TAL: How is your medium an integral part of your work, and why do you work in the medium that you do?
AB: I am constantly experimenting with new media. For example, using spray paint was new for me. For the longest time, acrylic was my medium of choice, but recently I am using tissue paper, digital art that I create from a computer, collage, crayons, pastel, pencil, marker, and sand, too. I think experimenting with new media is as important as exploring different forms and colors.
TAL: What technical element is most important in your work—color, composition, line, etc.?

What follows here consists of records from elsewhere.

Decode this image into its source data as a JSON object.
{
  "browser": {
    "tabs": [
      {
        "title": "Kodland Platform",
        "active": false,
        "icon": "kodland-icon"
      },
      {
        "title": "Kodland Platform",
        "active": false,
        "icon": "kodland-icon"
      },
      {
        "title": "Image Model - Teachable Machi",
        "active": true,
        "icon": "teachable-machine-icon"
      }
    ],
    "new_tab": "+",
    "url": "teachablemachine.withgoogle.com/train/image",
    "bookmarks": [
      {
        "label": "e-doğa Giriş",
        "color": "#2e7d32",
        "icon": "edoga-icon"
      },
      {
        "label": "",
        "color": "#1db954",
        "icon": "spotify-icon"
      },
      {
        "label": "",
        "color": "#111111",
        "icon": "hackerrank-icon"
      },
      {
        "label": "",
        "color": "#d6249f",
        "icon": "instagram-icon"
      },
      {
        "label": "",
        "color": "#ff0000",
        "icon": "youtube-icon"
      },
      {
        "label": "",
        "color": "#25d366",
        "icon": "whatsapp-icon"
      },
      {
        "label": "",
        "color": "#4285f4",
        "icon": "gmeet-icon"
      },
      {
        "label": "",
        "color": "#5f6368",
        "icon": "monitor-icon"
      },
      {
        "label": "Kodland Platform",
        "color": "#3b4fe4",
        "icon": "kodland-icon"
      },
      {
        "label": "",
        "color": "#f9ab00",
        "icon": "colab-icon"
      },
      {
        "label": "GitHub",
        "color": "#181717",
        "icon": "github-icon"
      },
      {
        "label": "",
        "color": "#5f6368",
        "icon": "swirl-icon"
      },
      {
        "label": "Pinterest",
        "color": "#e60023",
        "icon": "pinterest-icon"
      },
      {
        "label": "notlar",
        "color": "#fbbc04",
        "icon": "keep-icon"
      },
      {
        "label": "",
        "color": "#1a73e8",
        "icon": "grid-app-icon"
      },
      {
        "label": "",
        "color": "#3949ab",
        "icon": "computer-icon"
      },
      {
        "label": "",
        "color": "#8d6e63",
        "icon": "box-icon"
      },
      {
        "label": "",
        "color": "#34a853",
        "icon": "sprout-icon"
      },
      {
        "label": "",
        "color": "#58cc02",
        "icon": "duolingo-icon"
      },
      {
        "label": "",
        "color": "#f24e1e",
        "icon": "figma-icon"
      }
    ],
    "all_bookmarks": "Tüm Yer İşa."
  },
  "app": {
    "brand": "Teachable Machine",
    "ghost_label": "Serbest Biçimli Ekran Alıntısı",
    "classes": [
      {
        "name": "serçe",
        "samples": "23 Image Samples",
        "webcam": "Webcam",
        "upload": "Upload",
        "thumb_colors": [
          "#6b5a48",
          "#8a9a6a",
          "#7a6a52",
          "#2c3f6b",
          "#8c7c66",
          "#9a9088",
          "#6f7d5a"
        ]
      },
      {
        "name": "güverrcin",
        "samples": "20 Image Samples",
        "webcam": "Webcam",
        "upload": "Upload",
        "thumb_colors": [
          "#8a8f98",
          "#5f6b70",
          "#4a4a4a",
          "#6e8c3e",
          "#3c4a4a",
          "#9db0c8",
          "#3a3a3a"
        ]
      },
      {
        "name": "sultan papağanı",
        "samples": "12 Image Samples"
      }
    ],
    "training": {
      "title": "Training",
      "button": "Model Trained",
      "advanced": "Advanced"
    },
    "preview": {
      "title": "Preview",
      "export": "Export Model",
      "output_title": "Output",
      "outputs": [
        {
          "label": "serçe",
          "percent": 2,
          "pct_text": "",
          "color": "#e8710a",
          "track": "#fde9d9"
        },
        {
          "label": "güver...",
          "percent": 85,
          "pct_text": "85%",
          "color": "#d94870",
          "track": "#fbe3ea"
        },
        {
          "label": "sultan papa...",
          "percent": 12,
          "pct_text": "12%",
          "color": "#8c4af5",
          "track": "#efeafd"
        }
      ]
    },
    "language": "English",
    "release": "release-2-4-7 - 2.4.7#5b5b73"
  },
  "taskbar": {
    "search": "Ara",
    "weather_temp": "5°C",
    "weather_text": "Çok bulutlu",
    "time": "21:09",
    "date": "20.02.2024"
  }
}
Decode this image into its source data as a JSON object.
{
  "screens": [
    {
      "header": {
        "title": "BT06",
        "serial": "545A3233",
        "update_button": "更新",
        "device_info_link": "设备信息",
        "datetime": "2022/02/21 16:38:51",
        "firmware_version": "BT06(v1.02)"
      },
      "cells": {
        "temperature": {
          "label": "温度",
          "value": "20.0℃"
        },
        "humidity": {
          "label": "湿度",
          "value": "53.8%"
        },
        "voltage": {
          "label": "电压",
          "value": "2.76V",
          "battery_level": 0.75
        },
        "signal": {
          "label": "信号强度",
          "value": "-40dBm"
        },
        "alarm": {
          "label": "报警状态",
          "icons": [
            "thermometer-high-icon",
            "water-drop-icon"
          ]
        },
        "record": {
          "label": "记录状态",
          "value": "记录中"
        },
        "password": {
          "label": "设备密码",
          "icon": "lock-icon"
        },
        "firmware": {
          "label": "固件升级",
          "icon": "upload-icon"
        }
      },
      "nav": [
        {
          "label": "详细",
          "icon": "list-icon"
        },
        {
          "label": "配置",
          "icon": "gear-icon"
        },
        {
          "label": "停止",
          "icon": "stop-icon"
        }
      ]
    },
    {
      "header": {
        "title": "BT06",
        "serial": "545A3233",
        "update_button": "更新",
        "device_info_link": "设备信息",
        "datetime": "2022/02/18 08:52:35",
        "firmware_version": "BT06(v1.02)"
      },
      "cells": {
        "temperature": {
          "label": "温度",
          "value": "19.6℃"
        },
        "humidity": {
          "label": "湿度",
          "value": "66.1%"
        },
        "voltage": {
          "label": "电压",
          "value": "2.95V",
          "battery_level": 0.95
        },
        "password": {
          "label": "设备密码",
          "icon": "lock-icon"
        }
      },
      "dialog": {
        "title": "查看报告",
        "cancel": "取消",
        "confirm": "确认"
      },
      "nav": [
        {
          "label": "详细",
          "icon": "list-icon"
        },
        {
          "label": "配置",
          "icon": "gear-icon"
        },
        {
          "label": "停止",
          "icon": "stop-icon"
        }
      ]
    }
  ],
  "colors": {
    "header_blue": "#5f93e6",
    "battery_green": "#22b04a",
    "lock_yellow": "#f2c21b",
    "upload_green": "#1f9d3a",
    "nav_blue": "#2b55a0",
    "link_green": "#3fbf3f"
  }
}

AB: Without a doubt color is the most important element for me. I consider myself a colorist. Having said that, “Pulling Perspective” is black and white. It is my first black and white painting ever! I originally created this painting as a foundation or background for a colorful piece that I was planning. However, I decided not to proceed with any color. The piece looked fully complete in black and white, and I realized color would actually take away from the pure forms in the composition. So, I think this painting helped me step away from color. Perhaps, I can’t say that color is the most important element for me anymore. [Laughter]
TAL: “Pulling Perspectives” draws attention to grids and the process of art itself. How does pulling and disfiguring expand the medium of painting? Also, expound on the thought process of a two-dimensional sculpture.
AB: Traditionally, the imitation of perspective belongs to realism and modern art tended to ignore the concept of perspective. I have always been fascinated by the rediscovery of perspective by Renaissance artists and was compelled to experiment with the notion of 3-D. This experimentation was not to introduce realism, but rather to add a new sensorium to my work—like the way some animals perceive their surroundings with sonar, echolocation, or a strong sense of smell. It’s something beyond our limited perception of color and form. As for bending the perspective, which is at play here, that action mimics sculpting. Sculpting and flat surface tend to obviously contradict one another, but technically I have “sculpted” the fishnet on the canvas for lack of a better word, and the result is rather physical and authentic looking.
TAL: What do you want the viewer to come away with?
AB: Nothing other than their own story. If every viewer sees something and is intrigued by my painting, I am happy. In the case of this painting, a friend told me she saw burst of a soccer net after a strong goal. Others tell me it resembles strange creatures. I am just delighted to hear all these stories.
TAL: Where do you see your work going next?
AB: I don’t want to limit myself to the “Perspective” series. I’ve learned that I am more creative when I am working on several series and techniques at the same time. My focus is on my upcoming solo show and I am glad I have a year or so to build it. I will continue experimenting with bending and recreating perspective for that show, but I will also keep developing other styles. In few words, I like to keep an open mind while I am experimenting.
I want to express my gratitude to The Art League, both for the wonderful classes I take here, and the gallery staff for all the recognitions that encourage all of us to keep making art. I would like to also acknowledge my great teachers at The Art League School, especially [painting instructor] Beverley Ryan and Sharon Robinson, for all their guidance and support.